How can CBOU become CMG?
August 09, 2010
– Comments (2)
Here's a quizz question.... What do you look at to determine how a growth story small shop can grow and become as big as a big time company with a big time share price?
There's a lot you have to look at.... First, in any sector you have to realize there are subsectors and business lines... I used to think that the ridiculous press releases about "Such and Such market is $300 billion" because there was no way a small company would ever grow to earn anything close to that....
But you have to at least understand that if Business A is in a business sector that makes $300 billion while your Stock... Business B is in a sector that makes $150 Billion, that the growth rates for your business versus the bigger business A is drastically different.
But how different??? That is where you have to be extremely smart and really have to think.
Just because (TODAY) one sub-sector of the Restaurant Business is cumulative making far more money than another sub-sector does not mean there is a Greater sub-sector and a Lesser one..
You also have to disect whether or not the smaller earning sub-sector is the way that it is because it is simply newer..... being Newer means no company exists doing business in that sub-sector for anywhere close to as long as Business A and its competition has been doing business.
The longer you exist the chances are the bigger you become and thus more earnings you can pull.
So you have to identify a lot of factors involved to explain for example:
Selling Coffee + Tea (CBOU) or (GMCR) or (SBUX) examples...
versus.
Selling Dinners, Lunches, Breakfasts (CMG)
Let's compare CBOU against CMG..
CBOU:
20 million shares outstanding
Share price today at the close $10.10
Expected EPS for 2010 is .43eps (was .44 last week Friday)
P/E 23.5
Cash per Share .89
P/Cash Flow 9.9
No Dividend
CMG:
31.1 Million shares outstanding
Share price today at the close $151.34
Expected EPS for 2010 is $5.10
P/E 29.7
Cash per Share $9.84
P/Cash Flow 21.9
No Dividend
CMG has about twice as many shops as CBOU in 35 states... far more states than CBOU.
It has a much bigger international business than CBOU.
But none of that explains anything better than Line of Business that CMG is in versus a CBOU.
You simply can expect more growth from a CMG to justify the much higher P/E ratio and P/Cash Flow multiple.
Simply put.... Don't just look at the #s in the Financials to compare 1 stock versus another.
You need to know the Line of Business they are in as well as how NEW and TRENDY one business is versus another.
For example.... E-Books do not earn more $$$$$$ yet versus Paper / Hardcover books....

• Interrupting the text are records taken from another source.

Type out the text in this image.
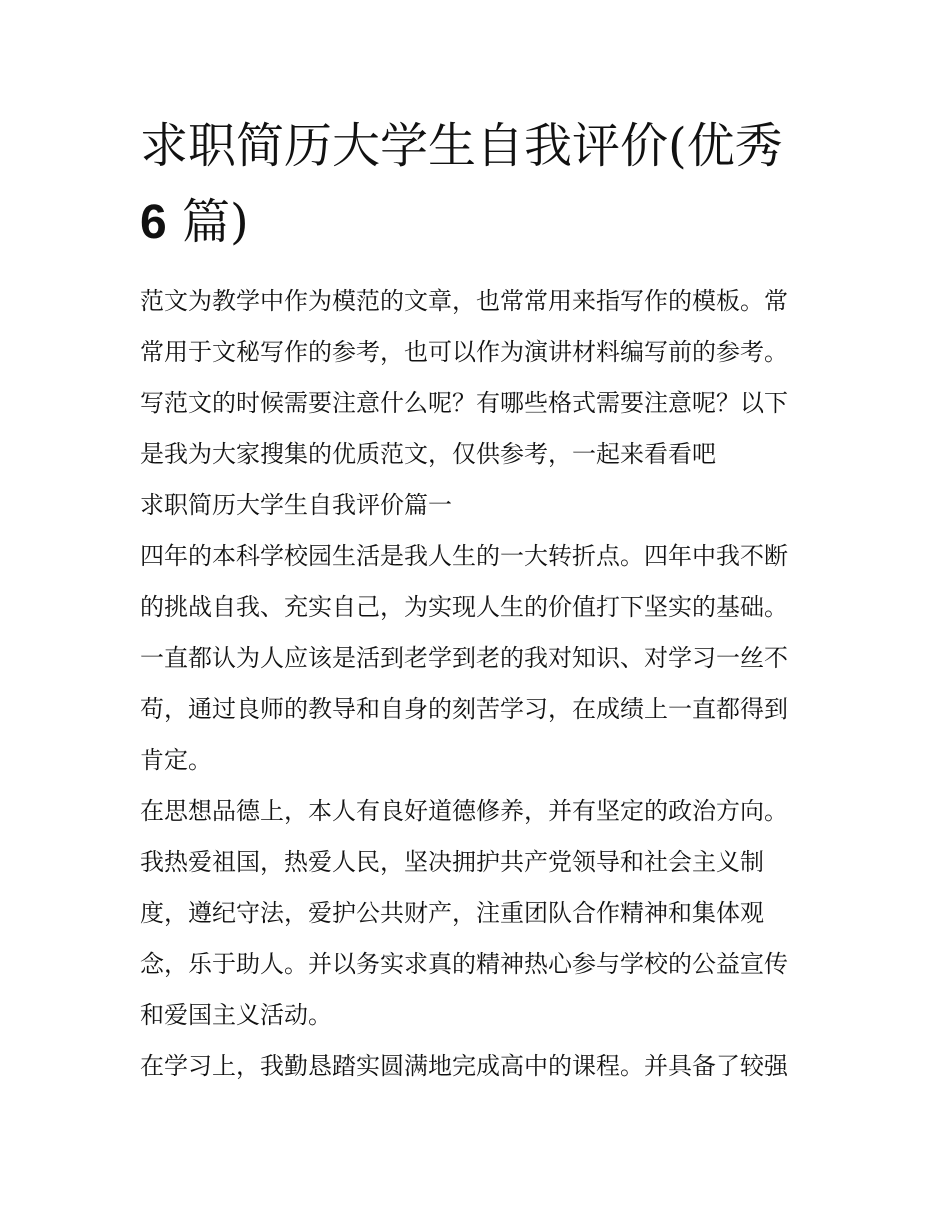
求职简历大学生自我评价(优秀
6 篇)
范文为教学中作为模范的文章，也常常用来指写作的模板。常
常用于文秘写作的参考，也可以作为演讲材料编写前的参考。
写范文的时候需要注意什么呢？有哪些格式需要注意呢？以下
是我为大家搜集的优质范文，仅供参考，一起来看看吧
求职简历大学生自我评价篇一
四年的本科学校园生活是我人生的一大转折点。四年中我不断
的挑战自我、充实自己，为实现人生的价值打下坚实的基础。
一直都认为人应该是活到老学到老的我对知识、对学习一丝不
苟，通过良师的教导和自身的刻苦学习，在成绩上一直都得到
肯定。
在思想品德上，本人有良好道德修养，并有坚定的政治方向。
我热爱祖国，热爱人民，坚决拥护共产党领导和社会主义制
度，遵纪守法，爱护公共财产，注重团队合作精神和集体观
念，乐于助人。并以务实求真的精神热心参与学校的公益宣传
和爱国主义活动。
在学习上，我勤恳踏实圆满地完成高中的课程。并具备了较强
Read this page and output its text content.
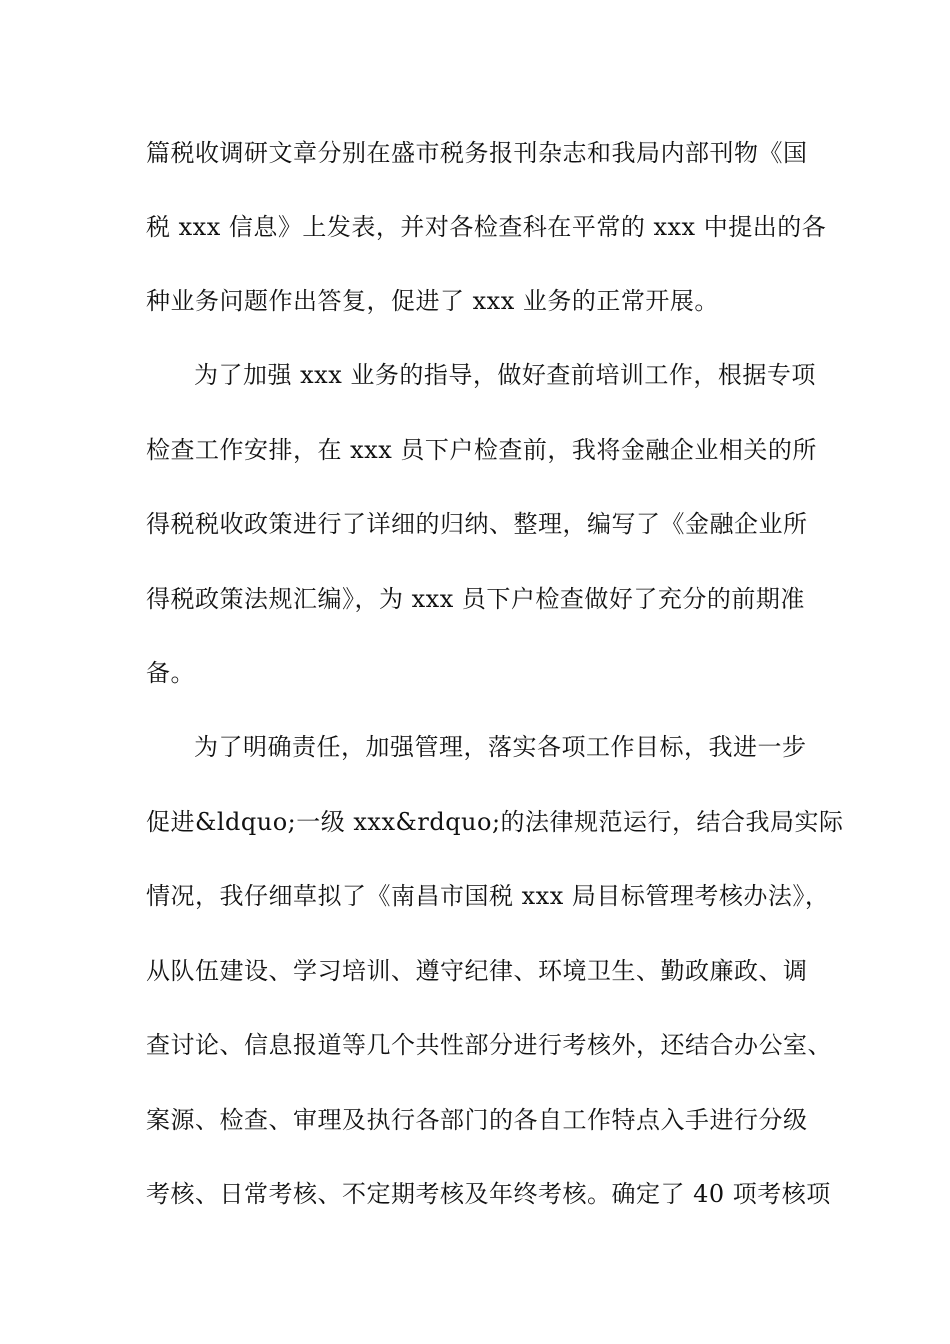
篇税收调研文章分别在盛市税务报刊杂志和我局内部刊物《国
税 xxx 信息》上发表，并对各检查科在平常的 xxx 中提出的各
种业务问题作出答复，促进了 xxx 业务的正常开展。
为了加强 xxx 业务的指导，做好查前培训工作，根据专项
检查工作安排，在 xxx 员下户检查前，我将金融企业相关的所
得税税收政策进行了详细的归纳、整理，编写了《金融企业所
得税政策法规汇编》，为 xxx 员下户检查做好了充分的前期准
备。
为了明确责任，加强管理，落实各项工作目标，我进一步
促进&ldquo;一级 xxx&rdquo;的法律规范运行，结合我局实际
情况，我仔细草拟了《南昌市国税 xxx 局目标管理考核办法》，
从队伍建设、学习培训、遵守纪律、环境卫生、勤政廉政、调
查讨论、信息报道等几个共性部分进行考核外，还结合办公室、
案源、检查、审理及执行各部门的各自工作特点入手进行分级
考核、日常考核、不定期考核及年终考核。确定了 40 项考核项
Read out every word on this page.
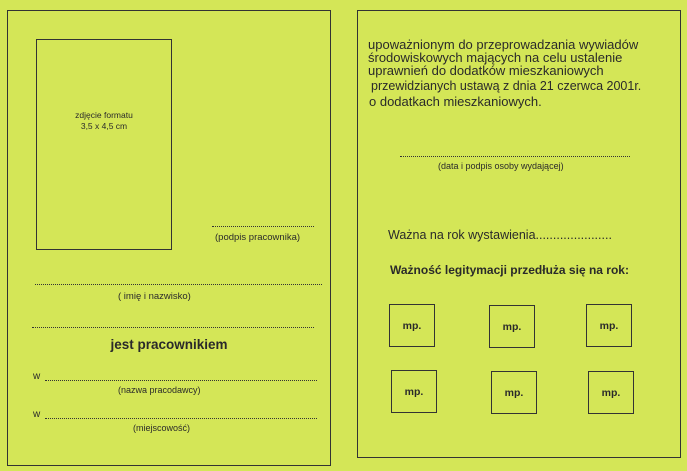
zdjęcie formatu
3,5 x 4,5 cm
(podpis pracownika)
( imię i nazwisko)
jest pracownikiem
w
(nazwa pracodawcy)
w
(miejscowość)
upoważnionym do przeprowadzania wywiadów
środowiskowych mających na celu ustalenie
uprawnień do dodatków mieszkaniowych
przewidzianych ustawą z dnia 21 czerwca 2001r.
o dodatkach mieszkaniowych.
(data i podpis osoby wydającej)
Ważna na rok wystawienia......................
Ważność legitymacji przedłuża się na rok:
mp.	mp.	mp.
mp.	mp.	mp.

But, I would not think to buy a Barnes and Knoble or Borders versus an Amazon or Apple simply because there's more money today in PAPER Books versus electronic....
You have to follow the trend and determine if the Electronic Business for Books is going to eventually surpass that of the Paper Books...
Remember when Video Games made significantly less money than Movies?
Now Movies make significantly less money than Games!
See how it works?
If a stock boasts some new technology they just researched and are going to manufacture in mass production this year or next year... or in 5 years.... PAY ATTENTION!!!!